Escalation policies and on-call - 2i2c Infrastructure Guide

Pagerduty creates incidents only if it can assign them to someone. This means we need to have an on-call rotation set up that covers all 24h of the day, 7 days a week.

However, because nobody is expected to respond outside working hours, we have a placeholder user associated with the support email address that is used as the user in the on-call rotation when everybody else is outside working hours.

This user gets emailed when an alert is triggered and there is no human being on-call. This allows us to see the alert and respond to it during working hours.

Escalation policies¶

The following escalation policies are defined in PagerDuty.

Outages or possible outages

This escalation policy is connected to the following services in our Service Directory:
- JupyterHub URL availability
- Prometheus URL availability
- Persistent Storage Outage
- Server Startup Failure
The alerts triggered under these services, are either 100% a P1 incident or an alert that could signal an undergoing incident.
It makes use of the all users’ schedules, including the placeholder user
It assigns incidents to the on-call user in a Round Robin fashion (choosing from the users that are on-call, in the moment the incident is triggered), escalating to the next user if the incident is not acknowledged within 4h.

Shouldn’t be an outage

This escalation policy is connected to the following services in our Service Directory:
- Misc alerts from Prometheus Alert Manager
- Persistent Storage
- Pod Restarts
The alerts triggered under these services are alerts that signal that something is wrong with a hub, and if left unaddressed, it might cause an outage in the future. But they do not usually signal an ongoing outage.
This policy doesn’t include the Technical Lead’s schedule
This policy assigns incidents to the on-call users in a Round Robin fashion, escalating to the next user if the incident is not acknowledged within 12h.

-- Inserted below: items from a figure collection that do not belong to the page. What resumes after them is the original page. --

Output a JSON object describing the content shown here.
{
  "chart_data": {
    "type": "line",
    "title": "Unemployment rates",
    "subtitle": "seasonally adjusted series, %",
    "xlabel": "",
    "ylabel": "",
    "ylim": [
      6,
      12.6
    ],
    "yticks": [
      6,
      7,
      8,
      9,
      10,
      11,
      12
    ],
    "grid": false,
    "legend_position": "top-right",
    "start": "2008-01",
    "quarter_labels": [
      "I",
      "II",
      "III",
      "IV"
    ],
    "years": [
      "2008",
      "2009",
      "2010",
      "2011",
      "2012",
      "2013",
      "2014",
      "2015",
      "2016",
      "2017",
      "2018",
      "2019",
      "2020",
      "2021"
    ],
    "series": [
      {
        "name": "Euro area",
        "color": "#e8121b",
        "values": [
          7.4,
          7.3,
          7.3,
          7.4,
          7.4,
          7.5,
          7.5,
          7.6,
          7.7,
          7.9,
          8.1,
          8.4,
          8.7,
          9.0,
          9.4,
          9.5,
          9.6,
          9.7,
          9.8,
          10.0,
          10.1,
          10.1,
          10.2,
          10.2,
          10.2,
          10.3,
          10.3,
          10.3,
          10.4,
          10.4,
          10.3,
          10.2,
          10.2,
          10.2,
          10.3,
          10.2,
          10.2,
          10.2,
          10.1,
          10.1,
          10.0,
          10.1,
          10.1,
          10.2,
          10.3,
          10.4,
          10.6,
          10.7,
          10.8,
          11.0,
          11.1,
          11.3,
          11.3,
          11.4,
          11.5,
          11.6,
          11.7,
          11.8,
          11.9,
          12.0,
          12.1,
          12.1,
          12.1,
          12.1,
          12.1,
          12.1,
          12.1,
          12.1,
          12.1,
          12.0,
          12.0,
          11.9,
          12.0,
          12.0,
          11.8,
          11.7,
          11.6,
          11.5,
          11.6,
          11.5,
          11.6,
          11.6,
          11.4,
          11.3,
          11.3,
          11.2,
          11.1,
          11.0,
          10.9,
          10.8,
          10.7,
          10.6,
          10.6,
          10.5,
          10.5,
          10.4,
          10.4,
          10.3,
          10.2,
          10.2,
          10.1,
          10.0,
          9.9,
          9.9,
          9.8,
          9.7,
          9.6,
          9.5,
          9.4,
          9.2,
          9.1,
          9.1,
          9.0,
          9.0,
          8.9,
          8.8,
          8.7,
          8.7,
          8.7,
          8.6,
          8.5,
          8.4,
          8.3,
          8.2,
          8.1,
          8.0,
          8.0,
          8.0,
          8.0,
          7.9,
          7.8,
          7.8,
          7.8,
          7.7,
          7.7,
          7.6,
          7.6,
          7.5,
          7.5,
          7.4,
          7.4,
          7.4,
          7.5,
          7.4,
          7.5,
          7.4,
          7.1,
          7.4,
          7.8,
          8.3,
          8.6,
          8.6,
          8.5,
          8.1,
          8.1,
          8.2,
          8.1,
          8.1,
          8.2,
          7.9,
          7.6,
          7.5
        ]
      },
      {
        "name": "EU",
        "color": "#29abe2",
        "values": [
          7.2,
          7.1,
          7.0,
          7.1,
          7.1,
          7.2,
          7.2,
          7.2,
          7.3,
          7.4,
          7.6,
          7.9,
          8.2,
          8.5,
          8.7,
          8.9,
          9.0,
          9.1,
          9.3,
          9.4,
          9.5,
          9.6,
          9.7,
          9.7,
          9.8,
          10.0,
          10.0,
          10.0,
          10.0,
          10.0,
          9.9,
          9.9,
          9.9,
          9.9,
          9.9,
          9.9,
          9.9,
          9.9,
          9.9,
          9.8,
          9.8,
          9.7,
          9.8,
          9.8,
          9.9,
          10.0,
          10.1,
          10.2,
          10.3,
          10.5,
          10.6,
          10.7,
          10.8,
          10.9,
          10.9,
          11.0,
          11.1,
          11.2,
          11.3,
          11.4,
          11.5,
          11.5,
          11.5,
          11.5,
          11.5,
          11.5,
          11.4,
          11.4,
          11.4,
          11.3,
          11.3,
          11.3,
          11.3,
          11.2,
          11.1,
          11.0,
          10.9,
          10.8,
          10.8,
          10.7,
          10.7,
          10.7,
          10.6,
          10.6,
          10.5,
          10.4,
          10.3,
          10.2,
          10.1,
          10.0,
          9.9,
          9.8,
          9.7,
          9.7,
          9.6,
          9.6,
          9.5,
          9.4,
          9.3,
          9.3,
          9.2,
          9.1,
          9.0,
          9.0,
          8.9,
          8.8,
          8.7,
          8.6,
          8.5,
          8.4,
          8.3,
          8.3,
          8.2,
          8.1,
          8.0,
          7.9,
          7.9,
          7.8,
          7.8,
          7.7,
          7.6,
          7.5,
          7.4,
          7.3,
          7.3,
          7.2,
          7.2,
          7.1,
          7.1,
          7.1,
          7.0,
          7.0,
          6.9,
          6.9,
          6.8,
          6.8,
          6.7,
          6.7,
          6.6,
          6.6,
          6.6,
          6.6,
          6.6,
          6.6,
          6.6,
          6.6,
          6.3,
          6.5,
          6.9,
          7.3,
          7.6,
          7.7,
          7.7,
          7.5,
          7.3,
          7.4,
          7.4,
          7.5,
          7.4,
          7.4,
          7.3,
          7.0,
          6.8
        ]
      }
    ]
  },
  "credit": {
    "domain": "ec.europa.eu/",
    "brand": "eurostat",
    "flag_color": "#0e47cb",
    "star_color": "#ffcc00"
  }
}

Application outage or possible outage

This escalation policy is connected to the following services in our Service Directory:
- JupyterHub Usage Quotas
The alerts triggered under these services signal that there is potentially a P1 outage for the application
It makes use of all app engineers’ schedules in a Round Robin fashion (choosing from the users that are on-call, in the moment the incident is triggered), escalating to the next user if the incident is not acknowledged within 4h.

Paging¶

TBD

Currently, the desired paging policy is: After an incident is assigned to someone:

Immediately, send a Slack DM
30 minutes after, send an email
1 hour after, send an SMS

The #pagerduty-notifications channel on Slack will get notified of when an incident is escalated, i.e. it wasn’t acknowledged by the person assigned to it by the escalation policy. This way we reduce the number of interruptions the team is exposed to.